Mass of spring = 250 g

Spring constant = 85 N/m

Damping constant = 70 g/s = 70/1000 kg/s

(a) Sketch the setup.

(b). We need to calculate the expression of the mechanical energy for under damped system

Using formula of mechanical energy

$E=\dfrac{1}{2}kx^2+\dfrac{1}{2}m\dot{x^2}$

(c). We need to calculate the period of motion

Using formula of period

$T=2\pi\sqrt{\dfrac{m}{K}}$

Put the value into the formula

$T=2\pi\sqrt{\dfrac{0.25}{85}}$

$T=0.34\ sec$

(d).

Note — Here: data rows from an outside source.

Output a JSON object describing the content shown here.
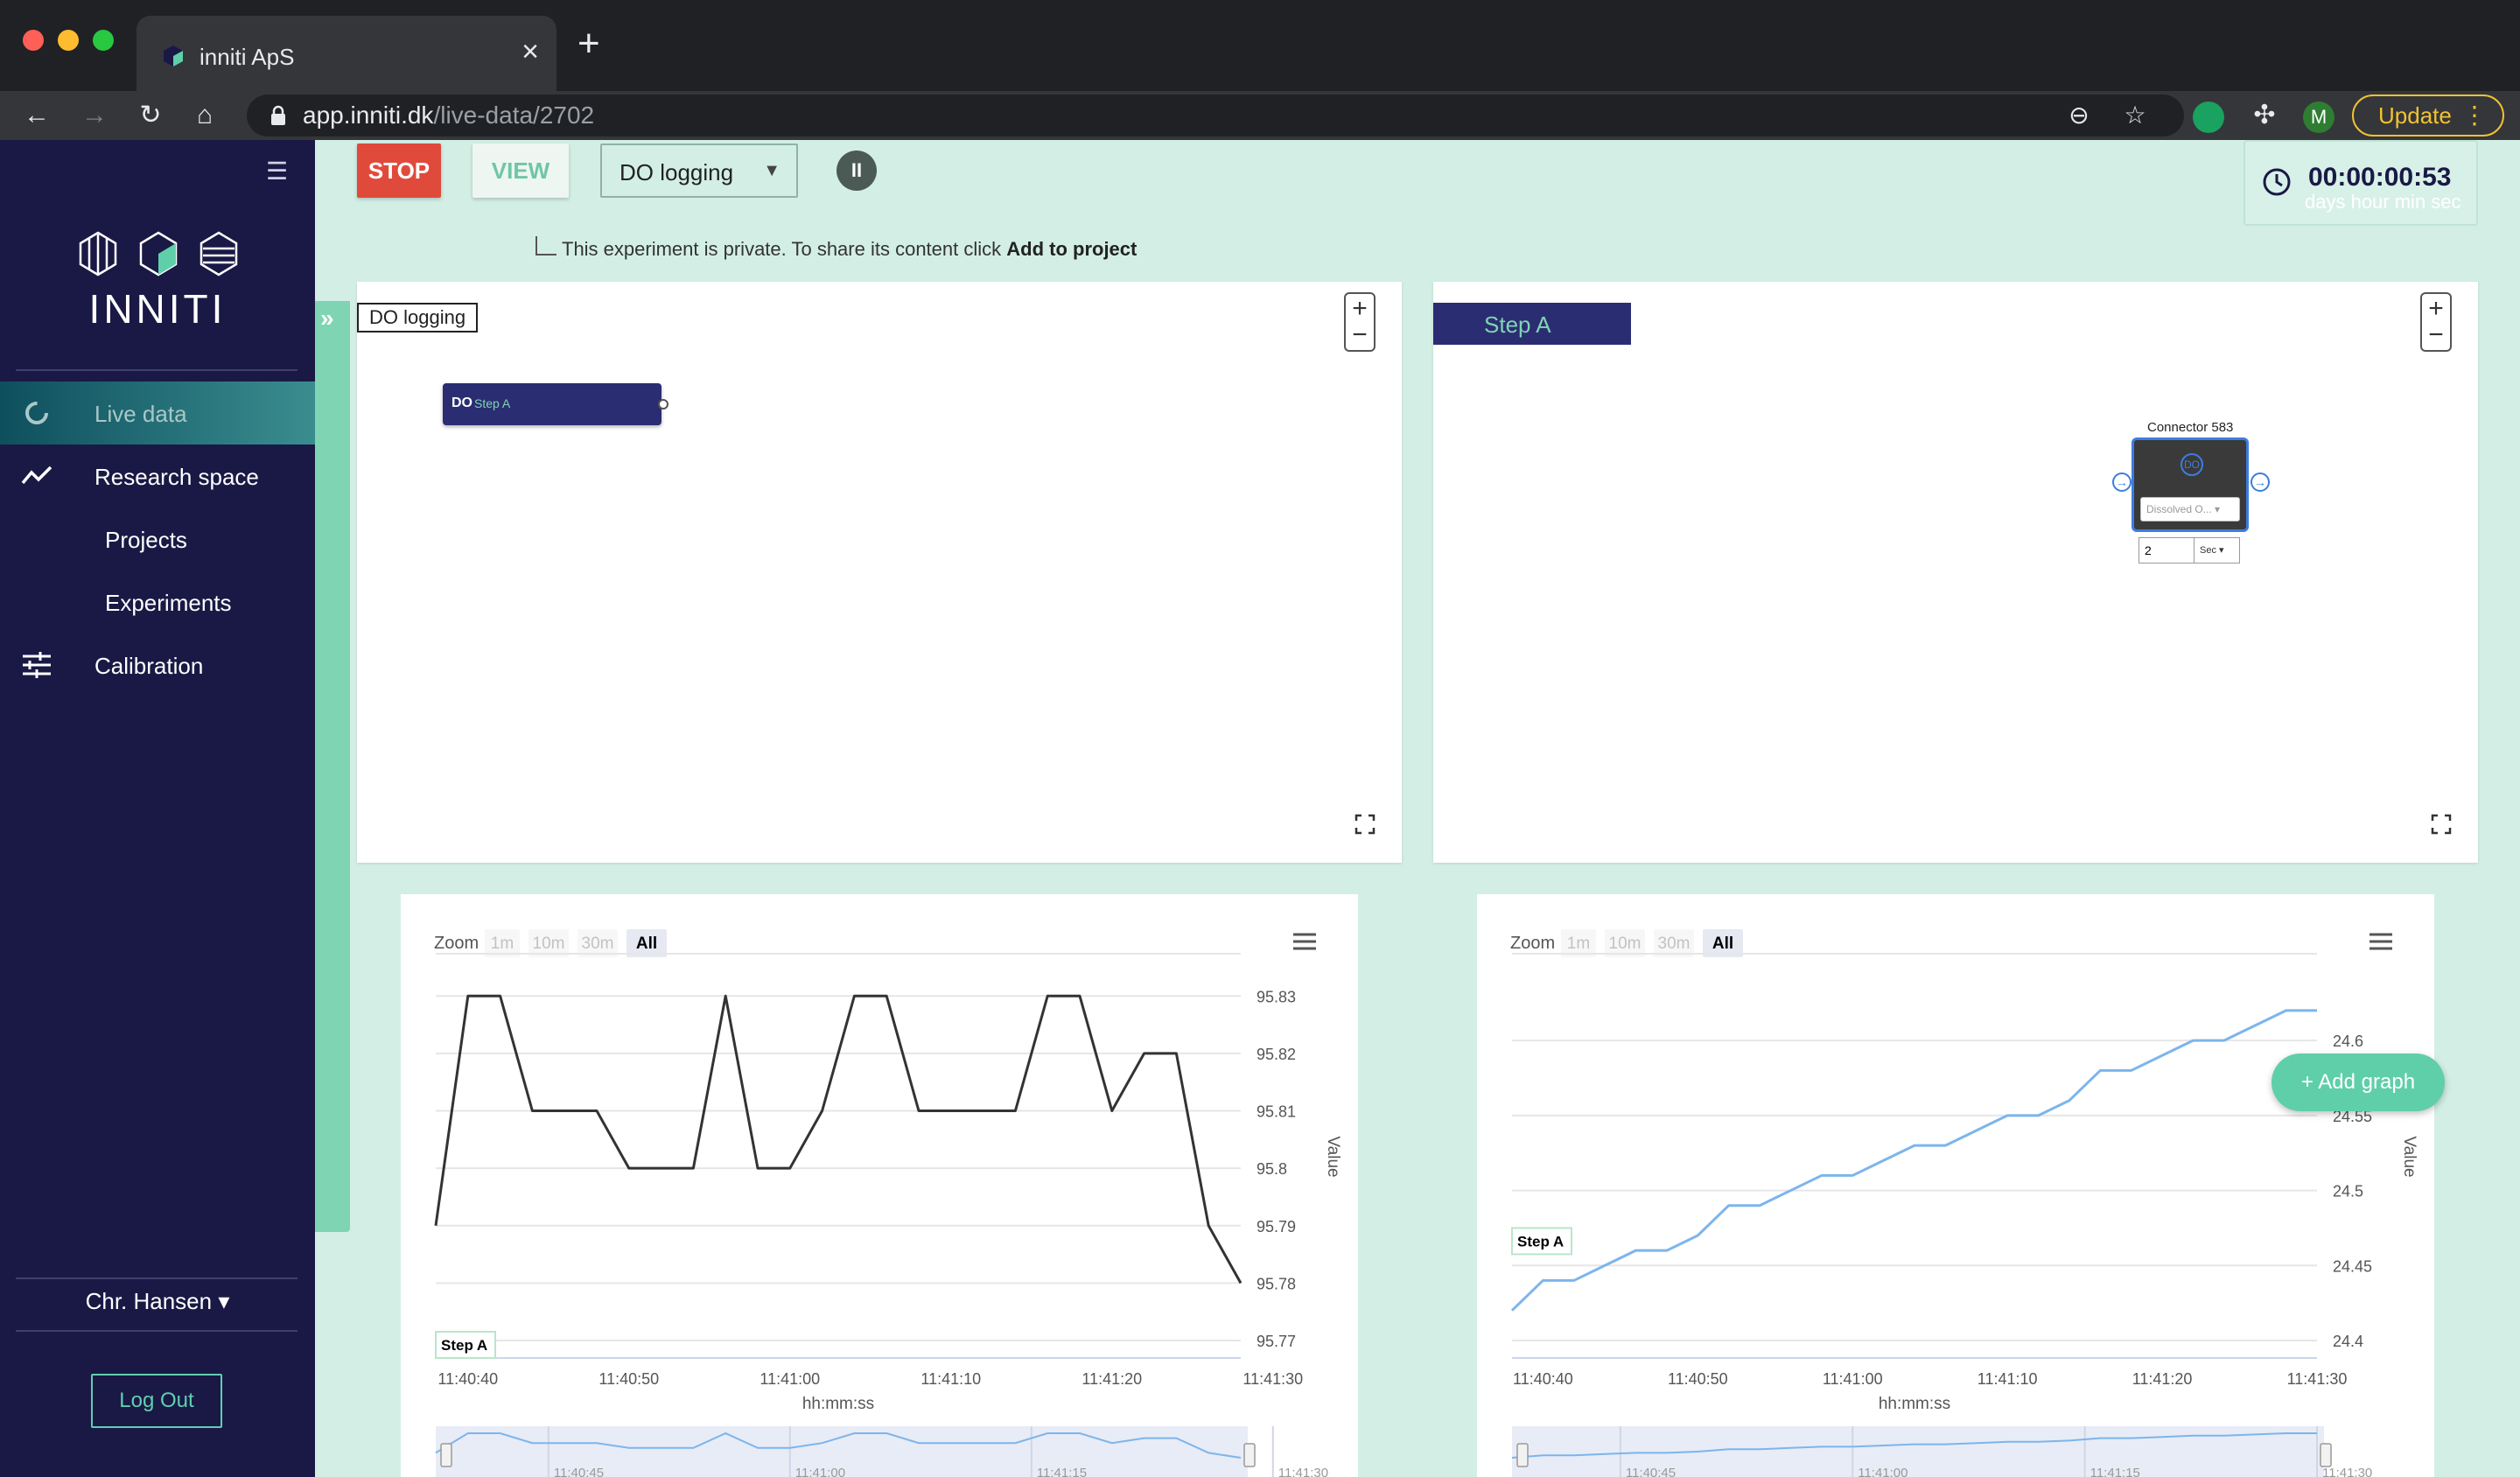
{
  "browser": {
    "tab_title": "inniti ApS",
    "url_domain": "app.inniti.dk",
    "url_path": "/live-data/2702",
    "update_label": "Update",
    "profile_initial": "M"
  },
  "sidebar": {
    "logo_text": "INNITI",
    "items": [
      {
        "label": "Live data",
        "icon": "loading-ring-icon",
        "active": true
      },
      {
        "label": "Research space",
        "icon": "trend-line-icon"
      },
      {
        "label": "Projects"
      },
      {
        "label": "Experiments"
      },
      {
        "label": "Calibration",
        "icon": "sliders-icon"
      }
    ],
    "user_name": "Chr. Hansen",
    "logout_label": "Log Out"
  },
  "controls": {
    "stop_label": "STOP",
    "view_label": "VIEW",
    "experiment_selected": "DO logging",
    "private_note": "This experiment is private. To share its content click ",
    "private_link": "Add to project"
  },
  "timer": {
    "value": "00:00:00:53",
    "units": "days hour min sec"
  },
  "flow_left": {
    "label": "DO logging",
    "node_prefix": "DO",
    "node_label": "Step A"
  },
  "flow_right": {
    "step_label": "Step A",
    "connector_title": "Connector 583",
    "connector_icon": "DO",
    "sensor_select": "Dissolved O...",
    "interval_value": "2",
    "interval_unit": "Sec"
  },
  "colors": {
    "accent": "#5fcfa9",
    "navy": "#1a1945",
    "stop": "#e04a3b",
    "series_left": "#333333",
    "series_right": "#7cb5ec"
  },
  "add_graph_label": "+ Add graph",
  "chart_data": [
    {
      "type": "line",
      "zoom_label": "Zoom",
      "zoom_options": [
        "1m",
        "10m",
        "30m",
        "All"
      ],
      "zoom_selected": "All",
      "series": [
        {
          "name": "Step A",
          "values": [
            95.79,
            95.83,
            95.83,
            95.81,
            95.81,
            95.81,
            95.8,
            95.8,
            95.8,
            95.83,
            95.8,
            95.8,
            95.81,
            95.83,
            95.83,
            95.81,
            95.81,
            95.81,
            95.81,
            95.83,
            95.83,
            95.81,
            95.82,
            95.82,
            95.79,
            95.78
          ]
        }
      ],
      "x_start": "11:40:38",
      "x_step_seconds": 2,
      "xticks": [
        "11:40:40",
        "11:40:50",
        "11:41:00",
        "11:41:10",
        "11:41:20",
        "11:41:30"
      ],
      "yticks": [
        95.77,
        95.78,
        95.79,
        95.8,
        95.81,
        95.82,
        95.83
      ],
      "ylim": [
        95.77,
        95.834
      ],
      "xlabel": "hh:mm:ss",
      "ylabel": "Value",
      "navigator_ticks": [
        "11:40:45",
        "11:41:00",
        "11:41:15",
        "11:41:30"
      ]
    },
    {
      "type": "line",
      "zoom_label": "Zoom",
      "zoom_options": [
        "1m",
        "10m",
        "30m",
        "All"
      ],
      "zoom_selected": "All",
      "series": [
        {
          "name": "Step A",
          "values": [
            24.42,
            24.44,
            24.44,
            24.45,
            24.46,
            24.46,
            24.47,
            24.49,
            24.49,
            24.5,
            24.51,
            24.51,
            24.52,
            24.53,
            24.53,
            24.54,
            24.55,
            24.55,
            24.56,
            24.58,
            24.58,
            24.59,
            24.6,
            24.6,
            24.61,
            24.62,
            24.62
          ]
        }
      ],
      "x_start": "11:40:38",
      "x_step_seconds": 2,
      "xticks": [
        "11:40:40",
        "11:40:50",
        "11:41:00",
        "11:41:10",
        "11:41:20",
        "11:41:30"
      ],
      "yticks": [
        24.4,
        24.45,
        24.5,
        24.55,
        24.6
      ],
      "ylim": [
        24.4,
        24.645
      ],
      "xlabel": "hh:mm:ss",
      "ylabel": "Value",
      "navigator_ticks": [
        "11:40:45",
        "11:41:00",
        "11:41:15",
        "11:41:30"
      ]
    }
  ]
}
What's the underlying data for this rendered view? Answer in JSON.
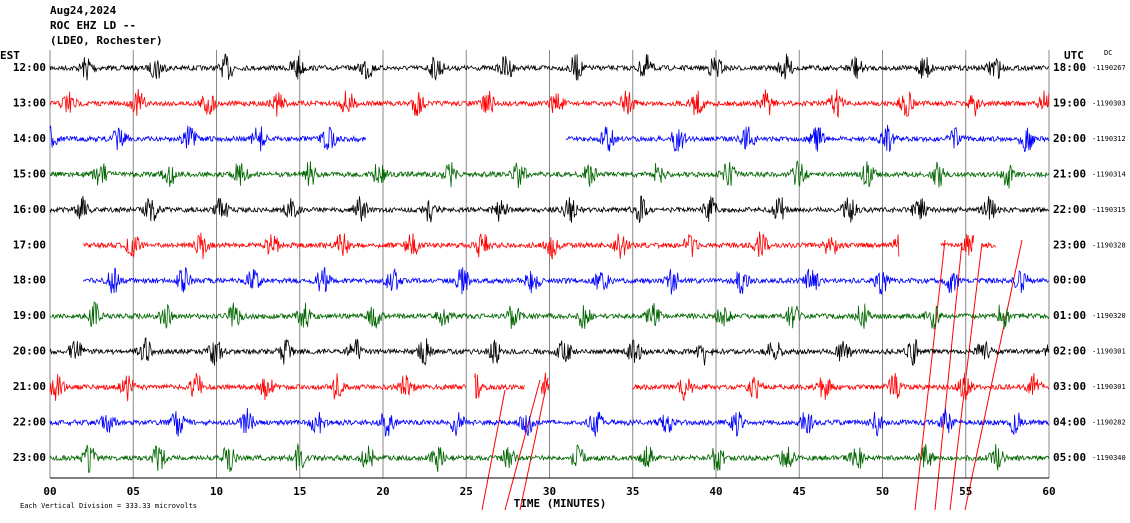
{
  "header": {
    "date": "Aug24,2024",
    "station": "ROC EHZ LD --",
    "location": "(LDEO, Rochester)"
  },
  "left_zone": "EST",
  "right_zone": "UTC",
  "dc_header": "DC",
  "rows": [
    {
      "local": "12:00",
      "utc": "18:00",
      "dc": "-1190267",
      "color": "#000000",
      "spans": [
        [
          0,
          60
        ]
      ]
    },
    {
      "local": "13:00",
      "utc": "19:00",
      "dc": "-1190303",
      "color": "#ff0000",
      "spans": [
        [
          0,
          60
        ]
      ]
    },
    {
      "local": "14:00",
      "utc": "20:00",
      "dc": "-1190312",
      "color": "#0000ff",
      "spans": [
        [
          0,
          19
        ],
        [
          31,
          60
        ]
      ]
    },
    {
      "local": "15:00",
      "utc": "21:00",
      "dc": "-1190314",
      "color": "#006600",
      "spans": [
        [
          0,
          60
        ]
      ]
    },
    {
      "local": "16:00",
      "utc": "22:00",
      "dc": "-1190315",
      "color": "#000000",
      "spans": [
        [
          0,
          60
        ]
      ]
    },
    {
      "local": "17:00",
      "utc": "23:00",
      "dc": "-1190328",
      "color": "#ff0000",
      "spans": [
        [
          2,
          51
        ],
        [
          53.5,
          55.5
        ],
        [
          56,
          56.8
        ]
      ]
    },
    {
      "local": "18:00",
      "utc": "00:00",
      "color": "#0000ff",
      "spans": [
        [
          2,
          60
        ]
      ]
    },
    {
      "local": "19:00",
      "utc": "01:00",
      "dc": "-1190320",
      "color": "#006600",
      "spans": [
        [
          0,
          60
        ]
      ]
    },
    {
      "local": "20:00",
      "utc": "02:00",
      "dc": "-1190301",
      "color": "#000000",
      "spans": [
        [
          0,
          60
        ]
      ]
    },
    {
      "local": "21:00",
      "utc": "03:00",
      "dc": "-1190301",
      "color": "#ff0000",
      "spans": [
        [
          0,
          25
        ],
        [
          25.5,
          28.5
        ],
        [
          29.5,
          30
        ],
        [
          35,
          60
        ]
      ]
    },
    {
      "local": "22:00",
      "utc": "04:00",
      "dc": "-1190282",
      "color": "#0000ff",
      "spans": [
        [
          0,
          60
        ]
      ]
    },
    {
      "local": "23:00",
      "utc": "05:00",
      "dc": "-1190340",
      "color": "#006600",
      "spans": [
        [
          0,
          60
        ]
      ]
    }
  ],
  "xlim": [
    0,
    60
  ],
  "xticks": [
    {
      "value": 0,
      "label": "00"
    },
    {
      "value": 5,
      "label": "05"
    },
    {
      "value": 10,
      "label": "10"
    },
    {
      "value": 15,
      "label": "15"
    },
    {
      "value": 20,
      "label": "20"
    },
    {
      "value": 25,
      "label": "25"
    },
    {
      "value": 30,
      "label": "30"
    },
    {
      "value": 35,
      "label": "35"
    },
    {
      "value": 40,
      "label": "40"
    },
    {
      "value": 45,
      "label": "45"
    },
    {
      "value": 50,
      "label": "50"
    },
    {
      "value": 55,
      "label": "55"
    },
    {
      "value": 60,
      "label": "60"
    }
  ],
  "x_label": "TIME (MINUTES)",
  "scale_note": "Each Vertical Division =  333.33 microvolts"
}
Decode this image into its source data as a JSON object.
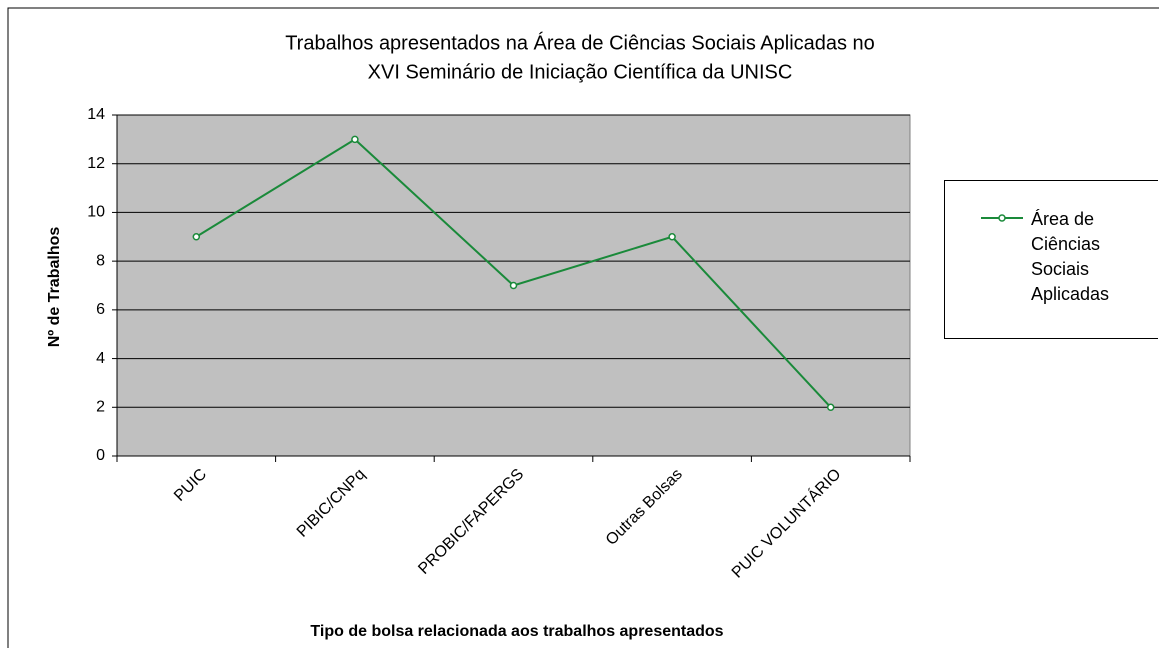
{
  "chart_data": {
    "type": "line",
    "title": [
      "Trabalhos apresentados na Área de Ciências Sociais Aplicadas no",
      "XVI Seminário de Iniciação Científica da UNISC"
    ],
    "x_label": "Tipo de bolsa relacionada aos trabalhos apresentados",
    "y_label": "Nº de Trabalhos",
    "categories": [
      "PUIC",
      "PIBIC/CNPq",
      "PROBIC/FAPERGS",
      "Outras Bolsas",
      "PUIC VOLUNTÁRIO"
    ],
    "series": [
      {
        "name": "Área de Ciências Sociais Aplicadas",
        "color": "#1a8a3a",
        "values": [
          9,
          13,
          7,
          9,
          2
        ]
      }
    ],
    "ylim": [
      0,
      14
    ],
    "yticks": [
      0,
      2,
      4,
      6,
      8,
      10,
      12,
      14
    ],
    "grid": true,
    "legend": "right"
  }
}
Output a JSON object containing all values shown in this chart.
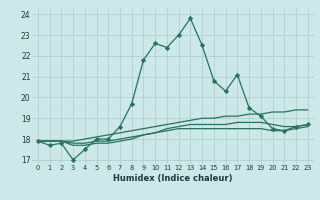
{
  "xlabel": "Humidex (Indice chaleur)",
  "x": [
    0,
    1,
    2,
    3,
    4,
    5,
    6,
    7,
    8,
    9,
    10,
    11,
    12,
    13,
    14,
    15,
    16,
    17,
    18,
    19,
    20,
    21,
    22,
    23
  ],
  "line1": [
    17.9,
    17.7,
    17.8,
    17.0,
    17.5,
    18.0,
    18.0,
    18.6,
    19.7,
    21.8,
    22.6,
    22.4,
    23.0,
    23.8,
    22.5,
    20.8,
    20.3,
    21.1,
    19.5,
    19.1,
    18.5,
    18.4,
    18.6,
    18.7
  ],
  "line2": [
    17.9,
    17.9,
    17.9,
    17.9,
    18.0,
    18.1,
    18.2,
    18.3,
    18.4,
    18.5,
    18.6,
    18.7,
    18.8,
    18.9,
    19.0,
    19.0,
    19.1,
    19.1,
    19.2,
    19.2,
    19.3,
    19.3,
    19.4,
    19.4
  ],
  "line3": [
    17.9,
    17.9,
    17.9,
    17.8,
    17.8,
    17.9,
    17.9,
    18.0,
    18.1,
    18.2,
    18.3,
    18.5,
    18.6,
    18.7,
    18.7,
    18.7,
    18.7,
    18.8,
    18.8,
    18.8,
    18.7,
    18.6,
    18.6,
    18.7
  ],
  "line4": [
    17.9,
    17.9,
    17.9,
    17.7,
    17.7,
    17.8,
    17.8,
    17.9,
    18.0,
    18.2,
    18.3,
    18.4,
    18.5,
    18.5,
    18.5,
    18.5,
    18.5,
    18.5,
    18.5,
    18.5,
    18.4,
    18.4,
    18.5,
    18.6
  ],
  "line_color_main": "#2a7060",
  "line_color_flat1": "#2a7060",
  "line_color_flat2": "#2a7060",
  "line_color_flat3": "#2a7060",
  "bg_color": "#cce8e8",
  "grid_color": "#aacccc",
  "ylim": [
    16.8,
    24.3
  ],
  "yticks": [
    17,
    18,
    19,
    20,
    21,
    22,
    23,
    24
  ],
  "xlim": [
    -0.5,
    23.5
  ],
  "xticks": [
    0,
    1,
    2,
    3,
    4,
    5,
    6,
    7,
    8,
    9,
    10,
    11,
    12,
    13,
    14,
    15,
    16,
    17,
    18,
    19,
    20,
    21,
    22,
    23
  ]
}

Amplitude at time t is $x_{m}e^{\dfrac{-bt}{2m}}$

The amplitude has value $x_{m}$ at t =0,

We need to calculate the value of  t

Using formula of amplitude

$x_{m}e^{\dfrac{-bt}{2m}}=\dfrac{1}{2}x_{m}$

$e^{\dfrac{-bt}{2m}}=\dfrac{1}{2}$

Taking log on both side

$ln(e^{\dfrac{-bt}{2m}})=ln(\dfrac{1}{2})$

$t=\dfrac{-2m ln(\dfrac{1}{2})}{b}$

Put the value into the formula

$t=\dfrac{-2\times(0.25)\times ln(\dfrac{1}{2})}{0.070}$

$t=4.9\ s$

(e). We need to calculate the time it will take for the mechanical energy to drop to half its initial value

Using formula of energy

$E(t)=\dfrac{1}{2}kx_{m}^2e^{\dfrac{-bt}{m}}$

It has value $\dfrac{1}{2}kx_{m}^2$ at t = 0

At time t,

$\dfrac{1}{2}Kx_{m}^2e^{\dfrac{-bt}{m}}=\dfrac{1}{2}(\dfrac{1}{2}kx_{m}^2)$

$e^{\dfrac{-bt}{m}}=\dfrac{1}{2}$

Taking log on both side

$t=\dfrac{-m ln(\dfrac{1}{2})}{b}$

Put the value into the formula

$t=\dfrac{-(0.25)\times ln(\dfrac{1}{2})}{0.070}$

$t=2.5\ sec$

Hence, (b). The expression of the mechanical energy for under damped system is $E=\dfrac{1}{2}kx^2+\dfrac{1}{2}m\dot{x^2}$

(c). The period of motion is 0.34 sec.

(d). The value of t is 4.9 sec.

(e). The value of time is 2.5 sec.